I gave a wan smile. “What if we don’t get along?”
“Oh, we will. The State ran us through a lot of checks with their big computers and came up with us. The State doesn’t make mistakes.”
I certainly hoped that wasn’t true; frankly, I knew it wasn’t. But what the hell. “That might be true for native-born Medusans, but they can’t know as much about me as they do about somebody born and raised here.” And how! At least—I hoped not.
She seemed upset. “You mean you don’t like me?”
“Now, J didn’t say that. I think I could learn to like you a lot, but I don’t really know you yet, and you don’t know me. And I don’t know Medusa at all—which should be obvious.”
My seeming honesty calmed her a little. “I guess you’re right. But there’s so little to know about Medusa.”
“That’s only because you were born and raised here. What you take for granted I don’t recognize at all. This pairing, for example—is it always a girl and a boy?”
My question got her giggling a bit again. “That’s silly. You put any two in a pair and one of ’em’s gonna be a girl.”
“How’s that?” Now I was genuinely confused. There was something here I was missing, and it was tough to find.
She sighed and tried to summon patience without sounding patronizing, but she didn’t quite make it. “I still don’t see what your problem is. I mean, I was a boy once myself and it was no big thing.”

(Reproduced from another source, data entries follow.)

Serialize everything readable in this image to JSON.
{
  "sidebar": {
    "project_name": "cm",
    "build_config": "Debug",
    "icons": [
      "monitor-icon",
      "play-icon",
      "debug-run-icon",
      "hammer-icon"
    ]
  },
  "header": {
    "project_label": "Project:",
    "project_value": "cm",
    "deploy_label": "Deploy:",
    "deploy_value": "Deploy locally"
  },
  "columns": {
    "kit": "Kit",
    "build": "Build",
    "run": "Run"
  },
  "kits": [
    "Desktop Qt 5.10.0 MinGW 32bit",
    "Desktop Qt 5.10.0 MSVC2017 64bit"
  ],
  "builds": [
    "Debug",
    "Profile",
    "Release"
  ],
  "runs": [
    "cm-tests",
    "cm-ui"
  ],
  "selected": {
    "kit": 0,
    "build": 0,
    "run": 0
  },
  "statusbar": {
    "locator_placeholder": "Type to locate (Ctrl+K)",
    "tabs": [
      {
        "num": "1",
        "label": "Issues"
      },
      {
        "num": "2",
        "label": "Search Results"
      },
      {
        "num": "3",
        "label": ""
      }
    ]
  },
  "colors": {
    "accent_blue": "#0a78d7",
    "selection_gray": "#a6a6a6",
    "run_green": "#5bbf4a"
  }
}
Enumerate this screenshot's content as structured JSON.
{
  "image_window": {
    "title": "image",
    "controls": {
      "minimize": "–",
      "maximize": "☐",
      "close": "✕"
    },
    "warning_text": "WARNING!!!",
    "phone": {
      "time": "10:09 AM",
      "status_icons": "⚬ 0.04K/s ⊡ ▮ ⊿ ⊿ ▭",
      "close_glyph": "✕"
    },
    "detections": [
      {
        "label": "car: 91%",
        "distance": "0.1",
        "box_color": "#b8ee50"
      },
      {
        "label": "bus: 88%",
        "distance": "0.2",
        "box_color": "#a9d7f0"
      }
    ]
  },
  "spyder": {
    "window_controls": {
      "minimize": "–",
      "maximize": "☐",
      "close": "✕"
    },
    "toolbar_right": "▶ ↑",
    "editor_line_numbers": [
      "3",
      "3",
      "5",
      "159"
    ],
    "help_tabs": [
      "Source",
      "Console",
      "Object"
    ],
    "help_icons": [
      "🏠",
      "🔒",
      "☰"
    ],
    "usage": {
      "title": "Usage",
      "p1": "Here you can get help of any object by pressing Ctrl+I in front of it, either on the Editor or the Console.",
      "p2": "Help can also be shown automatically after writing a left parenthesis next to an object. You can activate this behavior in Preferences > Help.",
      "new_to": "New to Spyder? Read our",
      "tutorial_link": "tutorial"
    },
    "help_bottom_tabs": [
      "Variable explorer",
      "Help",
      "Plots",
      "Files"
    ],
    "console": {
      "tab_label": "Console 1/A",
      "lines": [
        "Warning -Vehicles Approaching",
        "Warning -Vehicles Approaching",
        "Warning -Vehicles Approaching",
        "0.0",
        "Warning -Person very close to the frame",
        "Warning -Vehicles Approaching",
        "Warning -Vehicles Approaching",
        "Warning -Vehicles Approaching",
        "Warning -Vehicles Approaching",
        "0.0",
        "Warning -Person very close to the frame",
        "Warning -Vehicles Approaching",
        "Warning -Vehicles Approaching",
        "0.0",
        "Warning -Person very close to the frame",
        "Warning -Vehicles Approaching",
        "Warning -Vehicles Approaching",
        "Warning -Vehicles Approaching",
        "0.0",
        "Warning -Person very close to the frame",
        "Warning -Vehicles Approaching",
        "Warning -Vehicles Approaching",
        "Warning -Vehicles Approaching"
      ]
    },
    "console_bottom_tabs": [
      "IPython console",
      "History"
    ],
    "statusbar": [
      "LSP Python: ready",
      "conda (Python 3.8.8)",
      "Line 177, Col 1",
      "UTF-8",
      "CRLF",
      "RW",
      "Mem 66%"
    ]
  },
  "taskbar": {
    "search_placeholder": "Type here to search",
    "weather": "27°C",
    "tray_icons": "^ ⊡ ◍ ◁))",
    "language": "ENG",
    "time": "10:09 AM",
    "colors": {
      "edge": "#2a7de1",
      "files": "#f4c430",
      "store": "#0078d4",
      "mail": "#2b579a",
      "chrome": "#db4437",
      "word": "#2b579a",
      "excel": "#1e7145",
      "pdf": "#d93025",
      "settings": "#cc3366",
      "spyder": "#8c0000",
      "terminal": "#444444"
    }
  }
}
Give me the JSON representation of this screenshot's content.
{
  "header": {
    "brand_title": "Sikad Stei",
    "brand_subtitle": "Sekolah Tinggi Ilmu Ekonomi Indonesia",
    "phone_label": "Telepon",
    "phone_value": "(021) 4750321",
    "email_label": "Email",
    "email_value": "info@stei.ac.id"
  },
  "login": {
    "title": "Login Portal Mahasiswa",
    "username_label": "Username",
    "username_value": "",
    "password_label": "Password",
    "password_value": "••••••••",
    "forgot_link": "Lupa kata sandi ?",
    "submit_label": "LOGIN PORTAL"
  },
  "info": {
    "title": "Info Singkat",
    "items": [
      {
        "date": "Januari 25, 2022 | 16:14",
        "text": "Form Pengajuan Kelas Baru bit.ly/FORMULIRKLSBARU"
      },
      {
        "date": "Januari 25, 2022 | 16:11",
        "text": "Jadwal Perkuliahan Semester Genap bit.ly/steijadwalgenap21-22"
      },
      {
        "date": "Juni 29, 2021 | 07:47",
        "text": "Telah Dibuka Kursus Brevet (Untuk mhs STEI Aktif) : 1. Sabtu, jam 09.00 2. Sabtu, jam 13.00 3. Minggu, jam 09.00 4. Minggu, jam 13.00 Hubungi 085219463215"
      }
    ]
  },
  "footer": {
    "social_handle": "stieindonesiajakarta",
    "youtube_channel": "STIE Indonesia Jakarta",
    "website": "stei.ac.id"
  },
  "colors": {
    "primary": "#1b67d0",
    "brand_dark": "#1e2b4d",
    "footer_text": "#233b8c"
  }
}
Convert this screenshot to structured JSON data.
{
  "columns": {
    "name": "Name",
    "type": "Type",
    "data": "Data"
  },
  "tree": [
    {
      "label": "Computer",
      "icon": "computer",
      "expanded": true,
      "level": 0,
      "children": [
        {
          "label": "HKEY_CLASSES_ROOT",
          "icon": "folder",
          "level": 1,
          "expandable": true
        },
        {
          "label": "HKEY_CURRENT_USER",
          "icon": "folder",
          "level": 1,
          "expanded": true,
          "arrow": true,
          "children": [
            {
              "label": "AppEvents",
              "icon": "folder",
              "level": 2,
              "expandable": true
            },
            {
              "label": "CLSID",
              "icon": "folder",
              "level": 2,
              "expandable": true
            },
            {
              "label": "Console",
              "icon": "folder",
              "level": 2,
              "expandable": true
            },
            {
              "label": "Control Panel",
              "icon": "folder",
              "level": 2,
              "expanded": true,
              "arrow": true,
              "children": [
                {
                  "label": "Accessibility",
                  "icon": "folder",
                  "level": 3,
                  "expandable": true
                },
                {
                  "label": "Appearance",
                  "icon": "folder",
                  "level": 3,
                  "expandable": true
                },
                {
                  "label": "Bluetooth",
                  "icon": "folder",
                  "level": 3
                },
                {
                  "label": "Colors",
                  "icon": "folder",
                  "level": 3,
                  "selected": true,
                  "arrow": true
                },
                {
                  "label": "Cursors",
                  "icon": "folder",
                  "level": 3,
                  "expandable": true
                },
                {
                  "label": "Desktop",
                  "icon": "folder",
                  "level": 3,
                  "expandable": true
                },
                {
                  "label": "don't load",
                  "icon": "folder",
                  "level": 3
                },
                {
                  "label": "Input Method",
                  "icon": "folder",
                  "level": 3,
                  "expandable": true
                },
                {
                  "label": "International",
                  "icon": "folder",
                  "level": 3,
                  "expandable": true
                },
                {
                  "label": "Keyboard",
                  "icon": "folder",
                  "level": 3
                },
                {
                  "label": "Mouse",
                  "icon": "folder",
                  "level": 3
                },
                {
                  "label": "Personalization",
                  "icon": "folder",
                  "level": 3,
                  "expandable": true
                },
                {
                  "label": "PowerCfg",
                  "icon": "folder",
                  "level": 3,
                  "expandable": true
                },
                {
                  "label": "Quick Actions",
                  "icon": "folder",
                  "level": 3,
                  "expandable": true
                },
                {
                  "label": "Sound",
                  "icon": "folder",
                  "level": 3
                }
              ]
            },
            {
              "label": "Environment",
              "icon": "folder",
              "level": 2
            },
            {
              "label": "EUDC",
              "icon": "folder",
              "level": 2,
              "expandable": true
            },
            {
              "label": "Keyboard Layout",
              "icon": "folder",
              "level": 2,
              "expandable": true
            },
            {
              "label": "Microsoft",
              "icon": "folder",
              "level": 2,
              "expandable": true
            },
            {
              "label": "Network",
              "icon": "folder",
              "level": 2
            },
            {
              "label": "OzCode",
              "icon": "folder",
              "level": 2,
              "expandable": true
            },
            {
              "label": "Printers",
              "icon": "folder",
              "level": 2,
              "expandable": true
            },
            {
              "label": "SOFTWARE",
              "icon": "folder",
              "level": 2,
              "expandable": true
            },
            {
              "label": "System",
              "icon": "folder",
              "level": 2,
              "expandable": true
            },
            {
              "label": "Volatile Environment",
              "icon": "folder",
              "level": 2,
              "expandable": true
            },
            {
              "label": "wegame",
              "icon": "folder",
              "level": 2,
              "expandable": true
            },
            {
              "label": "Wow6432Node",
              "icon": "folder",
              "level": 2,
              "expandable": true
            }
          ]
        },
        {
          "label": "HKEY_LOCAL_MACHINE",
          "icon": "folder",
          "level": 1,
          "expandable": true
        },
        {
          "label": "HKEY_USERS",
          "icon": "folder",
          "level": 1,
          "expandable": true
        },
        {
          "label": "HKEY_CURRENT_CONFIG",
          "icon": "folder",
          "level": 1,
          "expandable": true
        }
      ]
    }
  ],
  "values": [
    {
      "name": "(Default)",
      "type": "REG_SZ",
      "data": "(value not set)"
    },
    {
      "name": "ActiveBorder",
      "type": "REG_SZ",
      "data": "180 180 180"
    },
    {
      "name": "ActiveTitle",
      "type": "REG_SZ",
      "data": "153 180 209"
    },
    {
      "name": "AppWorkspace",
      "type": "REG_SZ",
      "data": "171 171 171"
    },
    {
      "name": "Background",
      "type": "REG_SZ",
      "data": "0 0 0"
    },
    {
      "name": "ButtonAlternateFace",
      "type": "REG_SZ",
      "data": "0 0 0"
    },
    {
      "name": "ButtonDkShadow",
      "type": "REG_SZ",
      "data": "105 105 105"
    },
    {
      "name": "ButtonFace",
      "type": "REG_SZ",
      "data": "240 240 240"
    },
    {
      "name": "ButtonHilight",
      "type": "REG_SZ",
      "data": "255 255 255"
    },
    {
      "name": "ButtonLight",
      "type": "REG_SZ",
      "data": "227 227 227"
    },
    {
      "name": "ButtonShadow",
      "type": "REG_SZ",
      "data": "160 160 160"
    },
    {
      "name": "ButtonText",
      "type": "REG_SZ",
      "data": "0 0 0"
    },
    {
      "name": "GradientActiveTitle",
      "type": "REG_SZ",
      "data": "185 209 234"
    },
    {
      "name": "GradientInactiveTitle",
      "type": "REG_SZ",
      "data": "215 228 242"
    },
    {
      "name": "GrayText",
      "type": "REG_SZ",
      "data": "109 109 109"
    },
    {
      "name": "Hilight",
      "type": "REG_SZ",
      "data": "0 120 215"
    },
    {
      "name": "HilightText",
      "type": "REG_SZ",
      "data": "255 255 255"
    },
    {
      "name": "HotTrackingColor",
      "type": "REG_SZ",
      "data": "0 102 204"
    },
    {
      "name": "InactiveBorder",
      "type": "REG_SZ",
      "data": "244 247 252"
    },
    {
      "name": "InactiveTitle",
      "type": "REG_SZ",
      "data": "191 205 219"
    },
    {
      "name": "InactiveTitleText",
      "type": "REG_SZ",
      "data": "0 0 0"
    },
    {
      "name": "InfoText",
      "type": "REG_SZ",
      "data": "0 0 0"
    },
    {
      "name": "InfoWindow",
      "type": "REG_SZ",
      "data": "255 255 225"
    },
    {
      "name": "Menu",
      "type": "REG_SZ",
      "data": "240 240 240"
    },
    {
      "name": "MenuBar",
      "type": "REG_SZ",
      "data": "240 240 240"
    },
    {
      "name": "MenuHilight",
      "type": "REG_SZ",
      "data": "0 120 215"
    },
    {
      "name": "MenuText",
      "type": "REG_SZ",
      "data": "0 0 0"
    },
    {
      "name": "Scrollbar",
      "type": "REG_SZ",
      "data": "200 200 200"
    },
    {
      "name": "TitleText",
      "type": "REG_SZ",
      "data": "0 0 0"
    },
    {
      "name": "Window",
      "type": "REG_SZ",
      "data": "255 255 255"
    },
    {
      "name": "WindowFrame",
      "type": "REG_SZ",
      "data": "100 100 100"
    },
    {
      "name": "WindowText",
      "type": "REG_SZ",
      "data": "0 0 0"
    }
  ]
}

“What!” But with my surprise came the dawn, and with a lot more gingerly asked half-questions I managed to find the key. The key was the basic Warden precept on Medusa: survival.
Unlike the rest of the Warden Diamond, on Medusa the Warden organism was not all-pervasive. It depended upon the living creatures, plant and animal, of Medusa for its survival. On places like Lilith and Charon the little buggers were in the rocks and trees and everything, but here they concentrated only on animal life forms—and they changed those life forms to insure their own survival. That meant Wardens couldn’t reproduce beyond their host’s capacity without deforming that host and making the host less likely to survive in general. Thus, there was a premium on making certain that the bisexual humans—and animals, too, it seemed—reproduced as well.
Children were born basically neuter, although physiologically they would be classed as female, I suppose. When puberty hit, between ten and thirteen years of age, they acquired sexual characteristics based on the group with which they lived and with whom they most frequently associated. The vast majority, perhaps seventy-five percent, of the people of Medusa were female since you needed more females than males to assure regular reproduction.